O fato da menina ter agredido o irmão havia deixado feridas emocionais e finalmente isso era nítido nele. Não porque Toni ou qualquer outra pessoa disse que era errado, mas porque passar aquele tempo longe da pensão havia feito Samuel ter uma nova perspectiva da briga que os fez ir embora, ele havia aceitado e se permitido ficar magoado com ela sem se sentir culpado por isso. Afinal, ele era o tutor legal dela, deu o seu máximo com todas as suas limitações para estar presente, ser cuidadoso, amá-la, ampará-la no seio da família, em resumo a criou como filha e no final ela realmente foi capaz de bater no rosto dele.

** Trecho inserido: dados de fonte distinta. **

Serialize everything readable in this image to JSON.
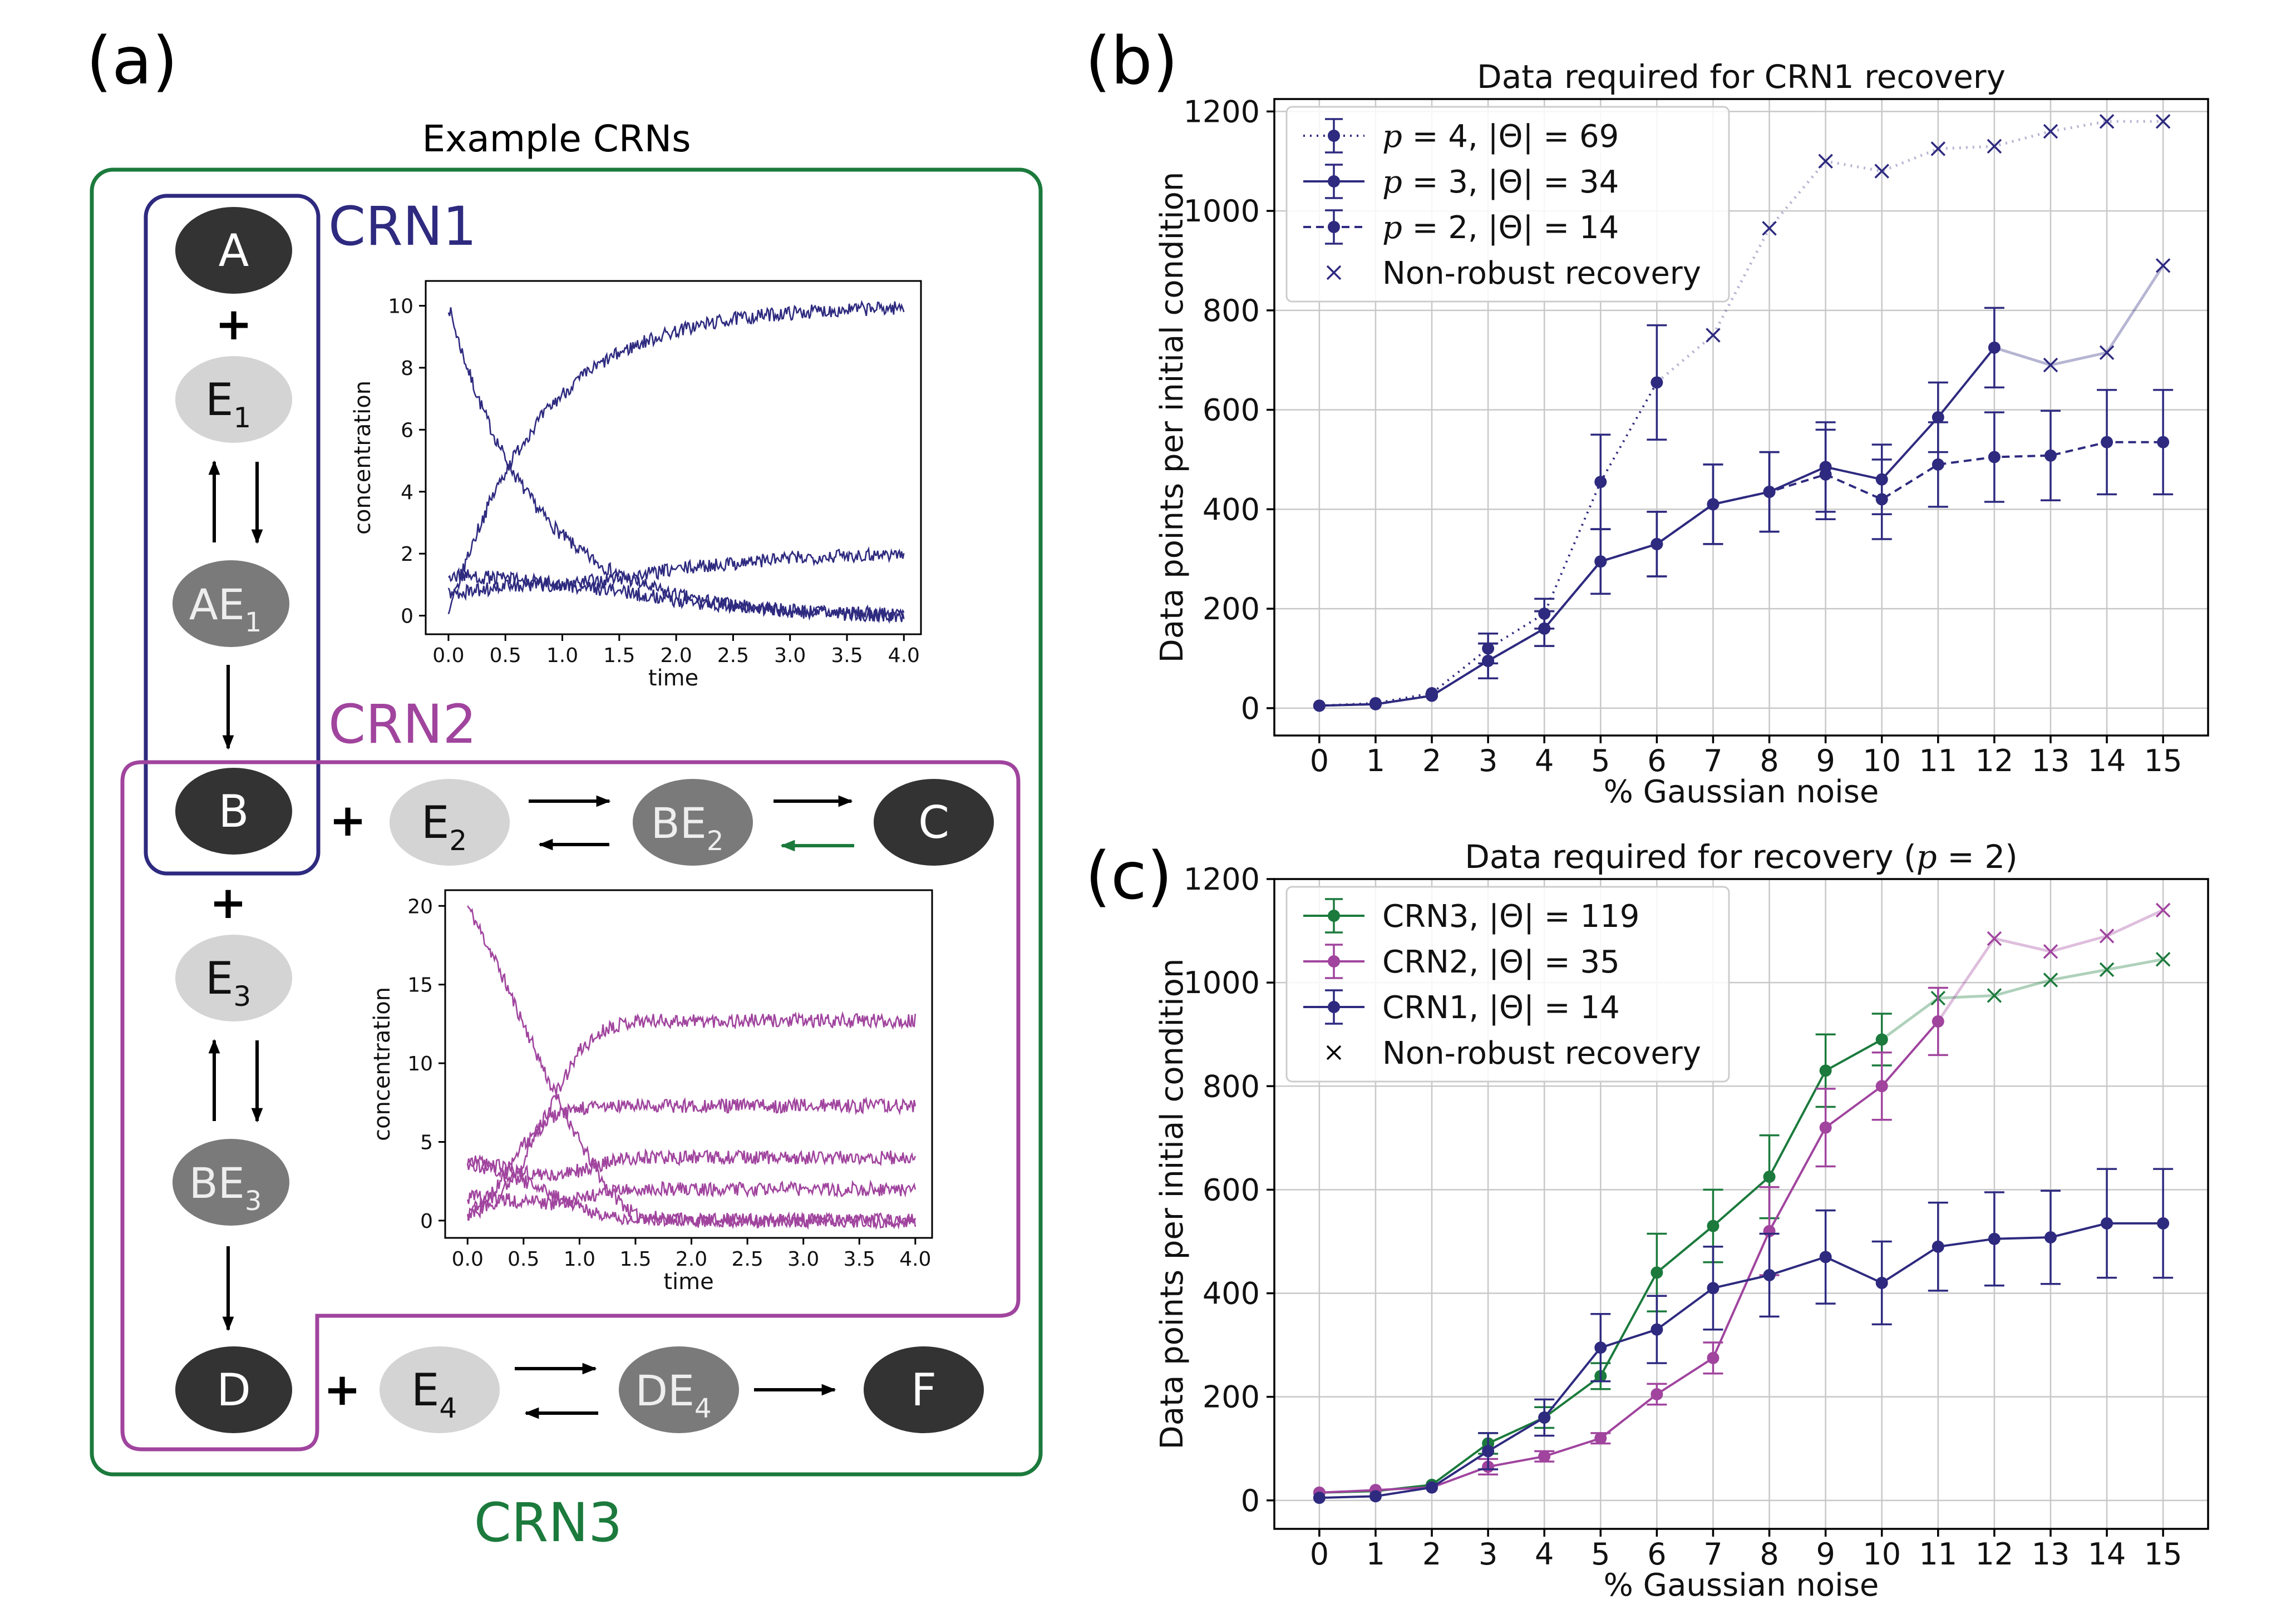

A garota ficou visivelmente abalada com aquele tratamento frio e distante, mas era orgulhosa demais para admitir ou fazer alguma coisa a respeito e como todos imaginavam ela devolveu na mesma moeda e apenas ignorou Samuel o quanto pode. Sem perceber que o constrangimento dela já era visível para todos, pois ao contrário do irmão ela não tinha habilidade de simulação tão eficiente, não que isso seja ruim.

Aquela pequena malcriação não era nada além da última tentativa de fazer o mais velho reconhecer a sua presença e lhe dirigir a palavra diretamente.

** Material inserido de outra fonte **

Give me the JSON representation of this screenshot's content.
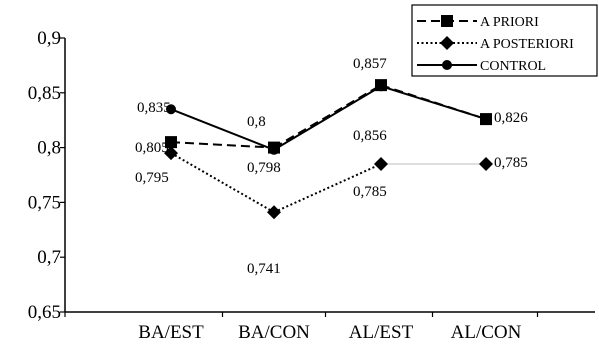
{
  "chart_data": {
    "type": "line",
    "categories": [
      "BA/EST",
      "BA/CON",
      "AL/EST",
      "AL/CON"
    ],
    "ylim": [
      0.65,
      0.9
    ],
    "yticks": [
      0.65,
      0.7,
      0.75,
      0.8,
      0.85,
      0.9
    ],
    "ytick_labels": [
      "0,65",
      "0,7",
      "0,75",
      "0,8",
      "0,85",
      "0,9"
    ],
    "grid": false,
    "legend_position": "top-right",
    "series": [
      {
        "name": "A PRIORI",
        "values": [
          0.805,
          0.8,
          0.857,
          0.826
        ],
        "labels": [
          "0,805",
          "0,8",
          "0,857",
          "0,826"
        ],
        "line_style": "dashed",
        "marker": "square",
        "color": "#000000"
      },
      {
        "name": "A POSTERIORI",
        "values": [
          0.795,
          0.741,
          0.785,
          0.785
        ],
        "labels": [
          "0,795",
          "0,741",
          "0,785",
          "0,785"
        ],
        "line_style": "dotted",
        "marker": "diamond",
        "color": "#000000"
      },
      {
        "name": "CONTROL",
        "values": [
          0.835,
          0.798,
          0.856,
          0.826
        ],
        "labels": [
          "0,835",
          "0,798",
          "0,856",
          ""
        ],
        "line_style": "solid",
        "marker": "circle",
        "color": "#000000"
      }
    ]
  }
}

— Tá bom, dá logo tchau pra essa peste desse cachorro e bora embora — apressou-o.

Samuel ficou em pé com cuidado e acenou para a garota, que de forma obediente se abaixou e pegou o animal no colo, acariciando cogumelo com a cabeça baixa claramente evitando olhar os pais, talvez muito mais triste do que gostaria de aparentar, mas Toni optou por não fazer comentários sobre isso, havia aprendido a não interferir mais nesse relacionamento.